In a landmark policy interpretation, the SEC declared that tokenized securities are the only crypto assets that are explicitly considered securities under federal law. Other kinds of crypto assets — including stablecoins, digital commodities (speculative crypto assets), digital collectibles and tools — aren’t considered securities, it said.

At the same time, the regulator sought to clarify when crypto assets that aren’t themselves considered securities may stray into the legal definition of a security by virtue of operating as “investment contracts” under the so-called “Howey test” — a Supreme Court decision from 1946, which defined when securities law applies to investments that are based on the efforts of others to generate profits.

To that end, the SEC provided guidance on the kinds of promises to investors that are needed to form an investment contract, including the source of claims that are made to investors, the way they’re communicated and the level of detail that must be provided.

The policy also sets out how an asset may stop being subject to securities law under that same set of considerations — either because the issuer fulfilled its promises, or failed to fulfill its promises — terminating the contract.

Additionally, the guidance declares that activities such as “protocol mining, staking, and wrapping” do not count as securities and that “airdrops” aren’t investment contracts.

“This is a major step in the commission’s efforts to provide greater clarity regarding the commission’s treatment of crypto assets, and complements Congressional endeavors to codify a comprehensive market structure framework into statute,” the regulator said in a statement accompanying the interpretation.

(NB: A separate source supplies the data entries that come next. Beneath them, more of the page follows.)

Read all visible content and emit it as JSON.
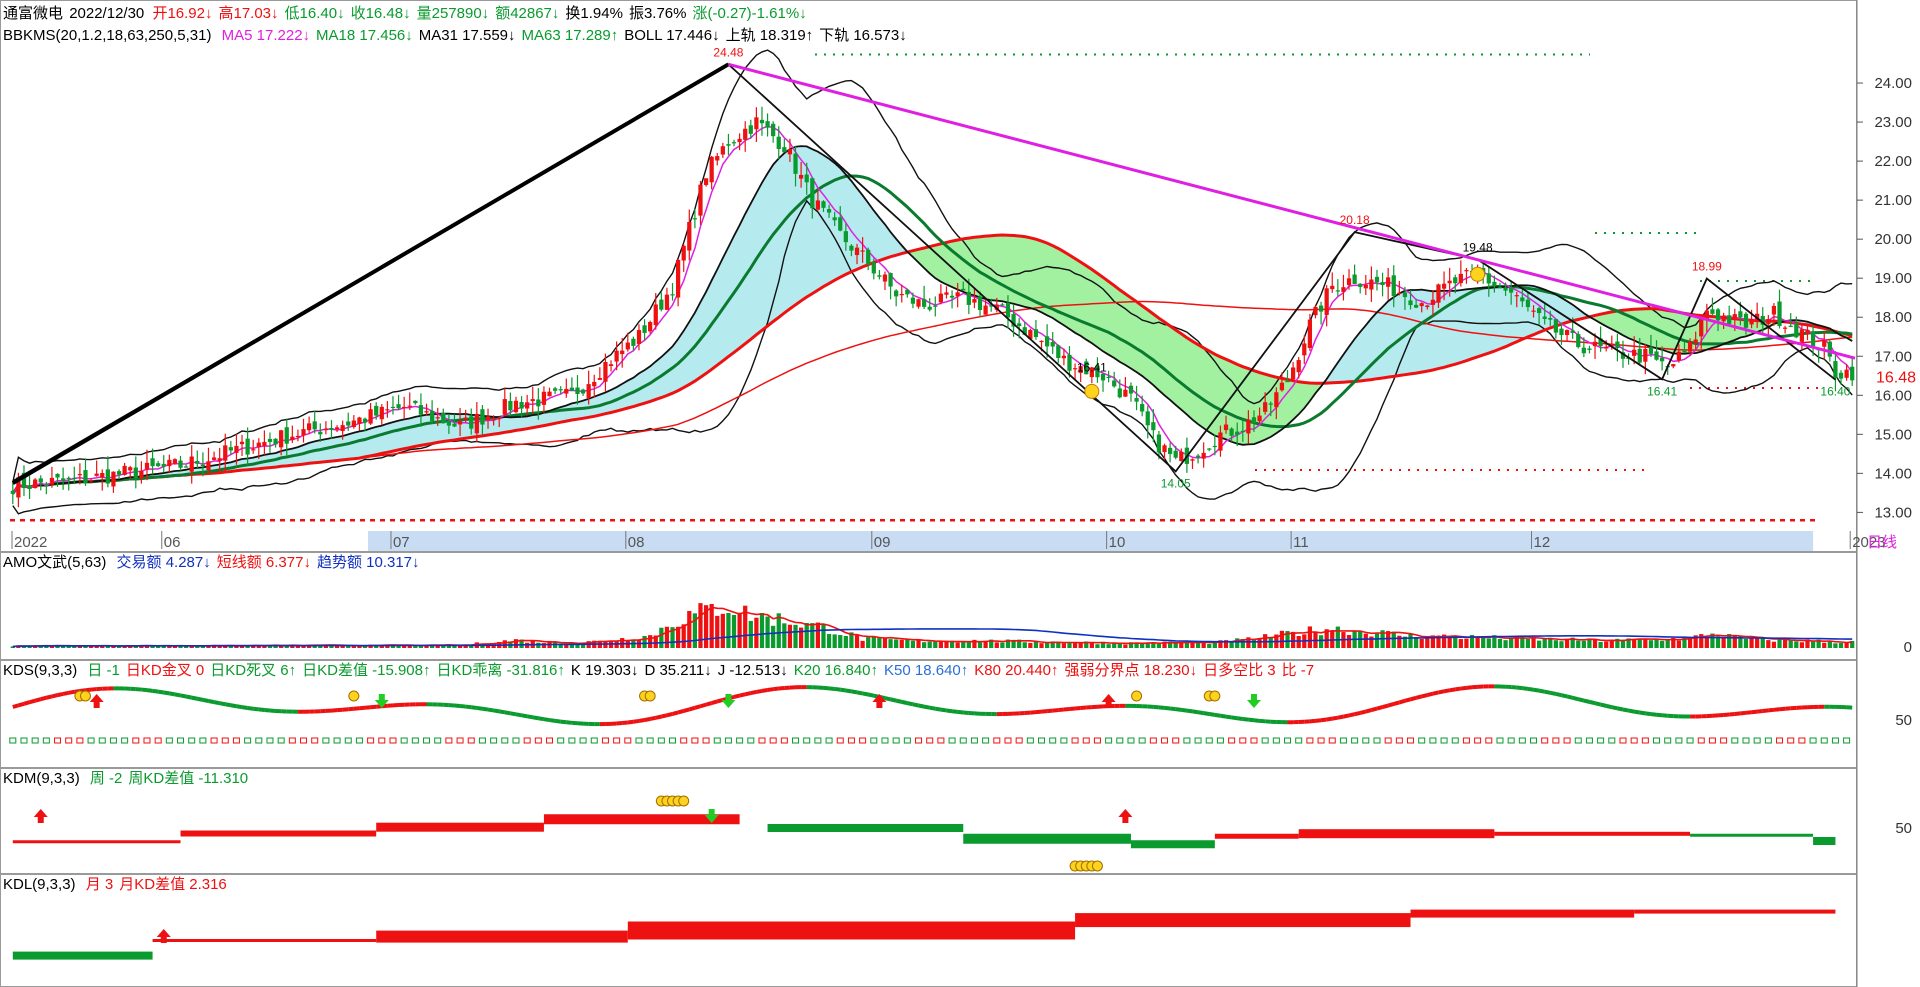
{
  "header": {
    "stock_name": "通富微电",
    "date": "2022/12/30",
    "quote": [
      {
        "text": "开16.92↓",
        "color": "red"
      },
      {
        "text": "高17.03↓",
        "color": "red"
      },
      {
        "text": "低16.40↓",
        "color": "green"
      },
      {
        "text": "收16.48↓",
        "color": "green"
      },
      {
        "text": "量257890↓",
        "color": "green"
      },
      {
        "text": "额42867↓",
        "color": "green"
      },
      {
        "text": "换1.94%",
        "color": "black"
      },
      {
        "text": "振3.76%",
        "color": "black"
      },
      {
        "text": "涨(-0.27)-1.61%↓",
        "color": "green"
      }
    ]
  },
  "main_panel": {
    "indicator": "BBKMS(20,1.2,18,63,250,5,31)",
    "legend": [
      {
        "text": "MA5 17.222↓",
        "color": "mag"
      },
      {
        "text": "MA18 17.456↓",
        "color": "green"
      },
      {
        "text": "MA31 17.559↓",
        "color": "black"
      },
      {
        "text": "MA63 17.289↑",
        "color": "green"
      },
      {
        "text": "BOLL 17.446↓",
        "color": "black"
      },
      {
        "text": "上轨 18.319↑",
        "color": "black"
      },
      {
        "text": "下轨 16.573↓",
        "color": "black"
      }
    ],
    "price_tag": "16.48",
    "period": "日线"
  },
  "chart_data": [
    {
      "type": "candlestick",
      "ylim": [
        12.6,
        25.0
      ],
      "yticks": [
        "24.00",
        "23.00",
        "22.00",
        "21.00",
        "20.00",
        "19.00",
        "18.00",
        "17.00",
        "16.00",
        "15.00",
        "14.00",
        "13.00"
      ],
      "yvalues": [
        24,
        23,
        22,
        21,
        20,
        19,
        18,
        17,
        16,
        15,
        14,
        13
      ],
      "xaxis_labels": [
        {
          "t": "2022",
          "i": 2
        },
        {
          "t": "06",
          "i": 27
        },
        {
          "t": "07",
          "i": 68
        },
        {
          "t": "08",
          "i": 110
        },
        {
          "t": "09",
          "i": 154
        },
        {
          "t": "10",
          "i": 196
        },
        {
          "t": "11",
          "i": 229
        },
        {
          "t": "12",
          "i": 272
        },
        {
          "t": "2023",
          "i": 329
        }
      ],
      "annotations": [
        {
          "t": "24.48",
          "i": 128,
          "v": 24.48,
          "color": "red"
        },
        {
          "t": "20.18",
          "i": 240,
          "v": 20.18,
          "color": "red"
        },
        {
          "t": "19.48",
          "i": 262,
          "v": 19.48,
          "color": "black"
        },
        {
          "t": "18.99",
          "i": 303,
          "v": 18.99,
          "color": "red"
        },
        {
          "t": "16.41",
          "i": 193,
          "v": 16.41,
          "color": "black"
        },
        {
          "t": "14.05",
          "i": 208,
          "v": 14.05,
          "color": "green"
        },
        {
          "t": "16.41",
          "i": 295,
          "v": 16.41,
          "color": "green"
        },
        {
          "t": "16.40",
          "i": 326,
          "v": 16.4,
          "color": "green"
        }
      ],
      "anchors": [
        [
          0,
          13.7
        ],
        [
          10,
          13.8
        ],
        [
          20,
          14.0
        ],
        [
          30,
          14.2
        ],
        [
          40,
          14.6
        ],
        [
          50,
          15.0
        ],
        [
          60,
          15.3
        ],
        [
          70,
          15.7
        ],
        [
          80,
          15.2
        ],
        [
          90,
          15.8
        ],
        [
          100,
          16.0
        ],
        [
          106,
          16.8
        ],
        [
          112,
          17.5
        ],
        [
          118,
          18.8
        ],
        [
          124,
          21.7
        ],
        [
          128,
          22.5
        ],
        [
          133,
          23.0
        ],
        [
          138,
          22.4
        ],
        [
          143,
          21.0
        ],
        [
          148,
          20.1
        ],
        [
          153,
          19.4
        ],
        [
          158,
          18.6
        ],
        [
          163,
          18.3
        ],
        [
          170,
          18.5
        ],
        [
          176,
          18.2
        ],
        [
          182,
          17.6
        ],
        [
          188,
          16.9
        ],
        [
          195,
          16.5
        ],
        [
          200,
          15.9
        ],
        [
          204,
          14.9
        ],
        [
          208,
          14.3
        ],
        [
          212,
          14.6
        ],
        [
          216,
          15.0
        ],
        [
          220,
          15.2
        ],
        [
          224,
          15.6
        ],
        [
          228,
          16.4
        ],
        [
          232,
          17.8
        ],
        [
          236,
          18.8
        ],
        [
          240,
          19.0
        ],
        [
          246,
          18.8
        ],
        [
          252,
          18.4
        ],
        [
          258,
          18.9
        ],
        [
          262,
          19.1
        ],
        [
          268,
          18.6
        ],
        [
          274,
          17.8
        ],
        [
          280,
          17.3
        ],
        [
          286,
          17.1
        ],
        [
          292,
          17.0
        ],
        [
          296,
          16.7
        ],
        [
          300,
          17.2
        ],
        [
          303,
          18.2
        ],
        [
          306,
          18.0
        ],
        [
          310,
          17.8
        ],
        [
          315,
          18.1
        ],
        [
          320,
          17.6
        ],
        [
          324,
          17.2
        ],
        [
          326,
          16.6
        ]
      ]
    },
    {
      "type": "bar",
      "title": "AMO文武(5,63)",
      "legend": [
        {
          "text": "交易额 4.287↓",
          "color": "blue"
        },
        {
          "text": "短线额 6.377↓",
          "color": "red"
        },
        {
          "text": "趋势额 10.317↓",
          "color": "blue"
        }
      ],
      "ylim": [
        0,
        12
      ],
      "ytick": "0",
      "volume_anchors": [
        [
          0,
          0.35
        ],
        [
          80,
          0.45
        ],
        [
          85,
          0.9
        ],
        [
          90,
          1.3
        ],
        [
          95,
          1.0
        ],
        [
          100,
          0.9
        ],
        [
          105,
          1.1
        ],
        [
          110,
          1.6
        ],
        [
          114,
          2.0
        ],
        [
          118,
          4.2
        ],
        [
          122,
          5.6
        ],
        [
          125,
          6.4
        ],
        [
          128,
          7.0
        ],
        [
          132,
          5.4
        ],
        [
          138,
          4.6
        ],
        [
          146,
          3.2
        ],
        [
          152,
          1.5
        ],
        [
          160,
          1.2
        ],
        [
          170,
          1.2
        ],
        [
          185,
          1.0
        ],
        [
          200,
          0.8
        ],
        [
          215,
          0.9
        ],
        [
          222,
          1.5
        ],
        [
          230,
          2.6
        ],
        [
          236,
          3.2
        ],
        [
          242,
          2.7
        ],
        [
          250,
          2.0
        ],
        [
          260,
          1.8
        ],
        [
          270,
          1.5
        ],
        [
          285,
          1.2
        ],
        [
          300,
          1.6
        ],
        [
          304,
          2.3
        ],
        [
          310,
          1.5
        ],
        [
          320,
          1.2
        ],
        [
          327,
          1.0
        ]
      ]
    },
    {
      "type": "area",
      "title": "KDS(9,3,3)",
      "legend": [
        {
          "text": "日 -1",
          "color": "green"
        },
        {
          "text": "日KD金叉 0",
          "color": "red"
        },
        {
          "text": "日KD死叉 6↑",
          "color": "green"
        },
        {
          "text": "日KD差值 -15.908↑",
          "color": "green"
        },
        {
          "text": "日KD乖离 -31.816↑",
          "color": "green"
        },
        {
          "text": "K 19.303↓",
          "color": "black"
        },
        {
          "text": "D 35.211↓",
          "color": "black"
        },
        {
          "text": "J -12.513↓",
          "color": "black"
        },
        {
          "text": "K20 16.840↑",
          "color": "green"
        },
        {
          "text": "K50 18.640↑",
          "color": "lblue"
        },
        {
          "text": "K80 20.440↑",
          "color": "red"
        },
        {
          "text": "强弱分界点 18.230↓",
          "color": "red"
        },
        {
          "text": "日多空比 3",
          "color": "red"
        },
        {
          "text": "比 -7",
          "color": "red"
        }
      ],
      "ytick": "50"
    },
    {
      "type": "area",
      "title": "KDM(9,3,3)",
      "legend": [
        {
          "text": "周 -2",
          "color": "green"
        },
        {
          "text": "周KD差值 -11.310",
          "color": "green"
        }
      ],
      "ytick": "50"
    },
    {
      "type": "area",
      "title": "KDL(9,3,3)",
      "legend": [
        {
          "text": "月 3",
          "color": "red"
        },
        {
          "text": "月KD差值 2.316",
          "color": "red"
        }
      ]
    }
  ],
  "colors": {
    "up": "#ee1111",
    "down": "#0a9a2e",
    "ma5": "#e020e0",
    "trend": "#e020e0",
    "grid": "#b8b8b8",
    "cyan_fill": "#a8e6ec",
    "green_fill": "#90ee90",
    "month_band": "#c8dcf4"
  }
}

“After more than a decade of uncertainty, this interpretation will provide market participants with a clear understanding of how the commission treats crypto assets under federal securities laws,” said SEC chairman, Paul Atkins, in a release.

James Moloney, director of the SEC’s division of corporation finance, said that the new guidance “represents the last chapter in the tale of Howey” and that the framework for assessing when an investment contract terminates that “can easily apply to … other non-crypto assets.”

The U.S. Commodity Futures Trading Commission (CFTC) joined the SEC in the guidance, and said that its staff will administer commodities law in line with the SEC’s interpretation, including how digital commodities — crypto assets that derive their value from supply and demand — don’t meet the definition of securities but may be considered commodities.

The joint agency action “reflects a shared commitment to developing workable, harmonized regulations for the new frontier of finance,” said CFTC chairman, Michael Selig, in a statement.